Two preventable deaths in state care

Fifteen-year-old Christian Williams was found unconscious at a Mesa group home in July 2024 and later died. The medical examiner ruled his cause of death diabetic ketoacidosis, and police and case records indicate group-home staff allowed him to refuse insulin, according to ABC15. Nine-year-old Jakob Blodgett died in December 2022 after he was placed in state custody. Reporting and court filings indicate he also was permitted to decline insulin, as reported by AP News. Attorneys and advocates say the similarities between the cases, along with what they describe as gaps in training at contracted group homes, raise concerns about whether these are isolated incidents or signs of a wider problem.
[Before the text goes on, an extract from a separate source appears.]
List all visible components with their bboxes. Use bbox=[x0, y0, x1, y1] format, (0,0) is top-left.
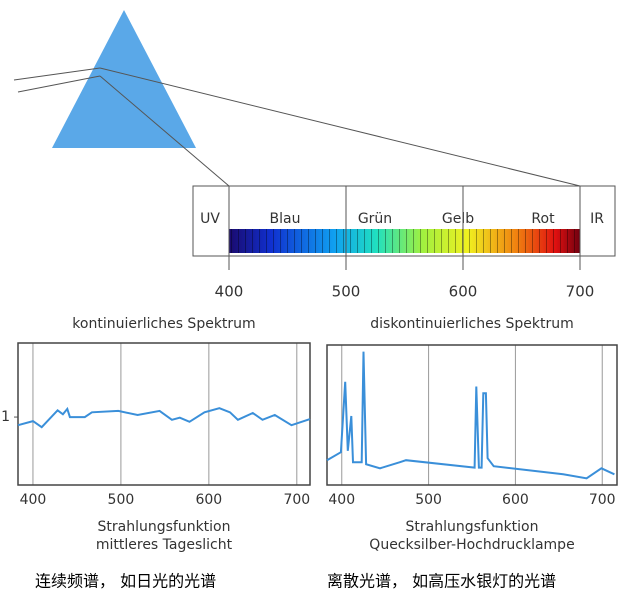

Federal civil-rights history gives the request weight

In December 2024, the Justice Department’s Civil Rights Division found that Arizona’s DCS violated Title II of the Americans with Disabilities Act by discriminating against parents and children with disabilities and asked the agency to make corrective changes, according to a letter posted by the U.S. Department of Justice. That earlier finding has increased scrutiny of new claims that children with chronic medical needs are not getting legally required accommodations.

Families' lawyer points to deposition, training gaps and state fixes

Robert Pastor, who represents both boys’ families, sent a letter this month asking DOJ to investigate. He highlighted a March 31, 2026 deposition in which a DCS licensing manager acknowledged that diabetes is an ADA-protected disability and that DCS had no written policy stating children could refuse necessary medical care. Pastor told ABC15 that "these children deserve to have the medicine they needed." The same reporting notes the agency says it has added staff training, a diabetes field guide, care kits and a free caregiver course created with a university partner since 2024.

Lawmakers press for broader reforms

State lawmakers have already begun tightening oversight of group homes and the DCS hotline after several high-profile failures, and Sen. Carine Werner has convened a task force to review child-safety protocols, according to reporting by the Arizona Capitol Times. Advocates say legislative changes and stronger contract monitoring for group homes are among the steps needed to keep medically vulnerable children out of placements that cannot safely meet their needs.

The families say they will keep pushing for accountability while legal claims move forward and the state continues reviewing its policies. It is not yet clear whether the DOJ will open the federal probe Pastor has requested; the agency has not announced any public action so far.